Three years before the great free jazz tenor saxophonist Albert Ayler was found dead in the East River after suffering a mental breakdown, he was at the top of his game. He’d joined the respected label Impulse! after a John Coltrane co-sign, and released his debut for the label, the astounding Albert Ayler in Greenwich Village, in 1967.
That same year, Ayler, his brother Donald and Ornette Coleman played at Coltrane’s funeral, a profound moment that’s captured in the liner notes to Love Cry, Ayler’s 1968 follow-up to In Greenwich Village. Writer Frank Kofsky met up with Ayler a few hours after the ceremony, and opens his notes with a scene from the interaction.
Mourning the world’s loss, Ayler mentioned Coltrane’s Meditations, highlighting Coltrane and Pharoah Sanders’ contributions and calling the collaboration “the father, son, and Holy Ghost. What Coltrane was talking about there – maybe it was the biblical term; he was the father, Pharoah was the son, and I was the holy ghost. And only he could tell me things like that.”
That context is instructive when celebrating – which we are – “Ghosts,” the classic Ayler work that he introduced on an album of the same name in 1964 and revisited a few times in various forms before recording it for Love Cry in 1967. Clocking in at a mere 2:46, the Love Cry version is a sprint. But it hardly races in a straight line: Driven by drummer Milford Graves’ chaotic, Pollack-ian rhythms — seriously, the man’s work is a brilliant mess here — the piece seems to storm into existence as if Ayler had opened some melodic Pandora’s box.

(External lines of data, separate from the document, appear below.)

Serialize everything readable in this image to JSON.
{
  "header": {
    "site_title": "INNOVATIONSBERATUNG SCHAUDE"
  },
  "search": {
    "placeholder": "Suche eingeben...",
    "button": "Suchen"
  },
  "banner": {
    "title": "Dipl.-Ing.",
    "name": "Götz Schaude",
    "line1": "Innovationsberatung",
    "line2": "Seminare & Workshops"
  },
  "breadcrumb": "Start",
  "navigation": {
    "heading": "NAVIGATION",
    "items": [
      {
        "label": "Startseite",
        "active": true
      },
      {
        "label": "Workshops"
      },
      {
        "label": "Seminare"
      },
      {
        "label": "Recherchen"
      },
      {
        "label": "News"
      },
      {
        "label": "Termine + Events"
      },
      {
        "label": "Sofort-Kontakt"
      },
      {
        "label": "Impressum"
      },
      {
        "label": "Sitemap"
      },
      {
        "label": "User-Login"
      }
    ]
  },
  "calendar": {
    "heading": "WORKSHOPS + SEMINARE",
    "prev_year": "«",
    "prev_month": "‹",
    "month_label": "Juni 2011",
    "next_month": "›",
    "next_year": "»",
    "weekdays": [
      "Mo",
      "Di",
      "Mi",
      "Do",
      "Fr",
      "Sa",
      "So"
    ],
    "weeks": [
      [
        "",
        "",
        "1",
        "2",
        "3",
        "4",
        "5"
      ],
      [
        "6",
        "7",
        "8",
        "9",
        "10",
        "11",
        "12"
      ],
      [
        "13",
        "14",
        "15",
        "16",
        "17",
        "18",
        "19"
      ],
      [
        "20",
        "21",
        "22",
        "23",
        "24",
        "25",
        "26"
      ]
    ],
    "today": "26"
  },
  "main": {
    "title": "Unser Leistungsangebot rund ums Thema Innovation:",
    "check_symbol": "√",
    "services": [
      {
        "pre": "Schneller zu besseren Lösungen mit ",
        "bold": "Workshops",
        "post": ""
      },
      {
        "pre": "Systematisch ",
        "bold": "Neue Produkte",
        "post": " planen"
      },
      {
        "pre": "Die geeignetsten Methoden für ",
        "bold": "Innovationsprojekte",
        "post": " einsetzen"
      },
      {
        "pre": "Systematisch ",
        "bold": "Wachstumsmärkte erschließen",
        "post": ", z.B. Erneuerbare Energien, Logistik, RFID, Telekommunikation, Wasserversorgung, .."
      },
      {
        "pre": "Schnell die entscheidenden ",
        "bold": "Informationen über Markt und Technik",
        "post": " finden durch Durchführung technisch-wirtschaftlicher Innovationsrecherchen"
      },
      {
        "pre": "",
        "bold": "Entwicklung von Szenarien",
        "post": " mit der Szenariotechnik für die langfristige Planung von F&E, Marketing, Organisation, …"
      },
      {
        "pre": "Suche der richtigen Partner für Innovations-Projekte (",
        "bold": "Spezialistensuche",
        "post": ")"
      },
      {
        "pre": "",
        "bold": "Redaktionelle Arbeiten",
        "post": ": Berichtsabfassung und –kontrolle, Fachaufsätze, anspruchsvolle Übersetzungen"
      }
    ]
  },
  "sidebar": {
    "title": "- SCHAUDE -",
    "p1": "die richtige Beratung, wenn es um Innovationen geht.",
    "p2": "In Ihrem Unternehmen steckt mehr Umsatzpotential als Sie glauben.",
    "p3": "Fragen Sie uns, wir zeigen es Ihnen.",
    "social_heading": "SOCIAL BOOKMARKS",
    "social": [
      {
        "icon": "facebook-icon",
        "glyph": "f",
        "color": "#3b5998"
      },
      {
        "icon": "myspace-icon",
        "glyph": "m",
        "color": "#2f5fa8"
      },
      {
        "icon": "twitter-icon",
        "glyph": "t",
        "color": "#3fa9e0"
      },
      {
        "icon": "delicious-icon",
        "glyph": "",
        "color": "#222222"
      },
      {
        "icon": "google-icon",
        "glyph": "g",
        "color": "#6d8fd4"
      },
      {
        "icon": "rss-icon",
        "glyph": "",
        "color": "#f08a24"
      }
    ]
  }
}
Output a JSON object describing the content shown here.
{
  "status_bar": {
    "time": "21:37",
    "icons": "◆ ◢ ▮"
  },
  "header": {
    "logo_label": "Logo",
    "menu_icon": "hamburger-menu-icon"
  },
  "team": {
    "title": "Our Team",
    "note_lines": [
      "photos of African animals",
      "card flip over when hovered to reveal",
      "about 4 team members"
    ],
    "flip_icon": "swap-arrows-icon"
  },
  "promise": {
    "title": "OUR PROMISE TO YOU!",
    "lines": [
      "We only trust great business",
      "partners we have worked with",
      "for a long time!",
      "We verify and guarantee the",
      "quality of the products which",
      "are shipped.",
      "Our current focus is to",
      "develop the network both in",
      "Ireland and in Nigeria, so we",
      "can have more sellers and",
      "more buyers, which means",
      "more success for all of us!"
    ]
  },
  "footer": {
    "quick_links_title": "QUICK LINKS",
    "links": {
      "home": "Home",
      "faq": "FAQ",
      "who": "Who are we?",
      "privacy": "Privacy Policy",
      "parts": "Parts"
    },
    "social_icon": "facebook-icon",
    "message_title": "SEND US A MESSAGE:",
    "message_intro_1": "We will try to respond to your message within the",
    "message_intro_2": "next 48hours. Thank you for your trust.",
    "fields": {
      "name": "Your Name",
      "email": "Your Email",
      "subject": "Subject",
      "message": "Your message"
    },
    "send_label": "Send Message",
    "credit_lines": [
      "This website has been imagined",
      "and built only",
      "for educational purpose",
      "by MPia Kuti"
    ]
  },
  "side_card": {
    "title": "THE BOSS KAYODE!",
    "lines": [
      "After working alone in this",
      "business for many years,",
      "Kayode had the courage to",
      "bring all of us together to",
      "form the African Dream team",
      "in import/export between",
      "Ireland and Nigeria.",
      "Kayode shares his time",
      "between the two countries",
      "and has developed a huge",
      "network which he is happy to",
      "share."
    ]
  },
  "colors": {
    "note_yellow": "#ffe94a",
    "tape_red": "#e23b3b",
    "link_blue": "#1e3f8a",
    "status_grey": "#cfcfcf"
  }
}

Ayler himself was so beguiled with the melody that he revisited it over and over. As a trio, he released it as “Ghosts: Second Variation.” Of his writing process, Ayler said in the Love Cry liner notes that he was a mere vessel, but one willing to devote his entire spirit to the pursuit. “I’m trying to play as much as I can in my lifetime, like being a true messenger. All I do it meditate. I practice and I meditate.”
I first heard “Ghosts” not through Ayler’s version, but via former Captain Beefheart and Jeff Buckley guitarist Gary Lucas. Harnessing a National steel guitar, he performed a live version on a late ’80s compilation called Live at the Knitting Factory, Vol. II. The rendition engulfed my brain like an attacking octopus. On the recording, he introduces the instrumental as being composed by Ayler.
“Ghosts” resonated from the beginning. Driven by a curlicue alto melody that wends in wildly inevitable directions while flowing as naturally as the wind, it can serve as the foundation for infinite adaptations. In 1977, the Tokyo pianist Yosuke Yamashita and his New York Trio recorded a slow, melancholy take during a Berlin gig that proves its pliability.
Italian pianist Giorgio Gaslini released, “Ayler’s Wings,” his tribute to the saxophonist, in 1990. Though hardly a household name, Gaslini’s 1966 debut found him working with Don Cherry, Gato Barbieri, Steve Lacy and Enrico Rava, among others. Gaslini’s version taps a sadness, one that seems heartbroken by Ayler’s tragic final years.
Last year, experimental guitarist Donald Miller, best known for his work in Borbetomagus, released an essential National steel solo guitar record on VDSQ called Transgression!!! Though he doesn’t cite “Ghosts,” on first listen I couldn’t help but hear the inspiration on the song “For I Am A Cat Of The Devil I Am.” In fact, that he didn’t cite Ayler’s “Ghosts” made me do a double take.
That is, until I realized that the song’s subtitle, “Variations upon ‘A Spoonful Blues’ by Charlie Patton)” pointed me in the direction of the foundational country blues guitarist’s 1929 (!) recording.
Only then did I realize that the Lucas interpretation of Ayler’s “Ghosts” that first stunned me was actually a quasi-mashup of Ayler and Patton. Lucas wove two complimentary ideas into one haunting interpretation. I’ll never hear the pieces the same way again.
Last year we highlighted a 2005 Ayler documentary that explores his life, death and influence. That film, My Name is Ayler, is no longer on YouTube, but is certainly worth tracking down.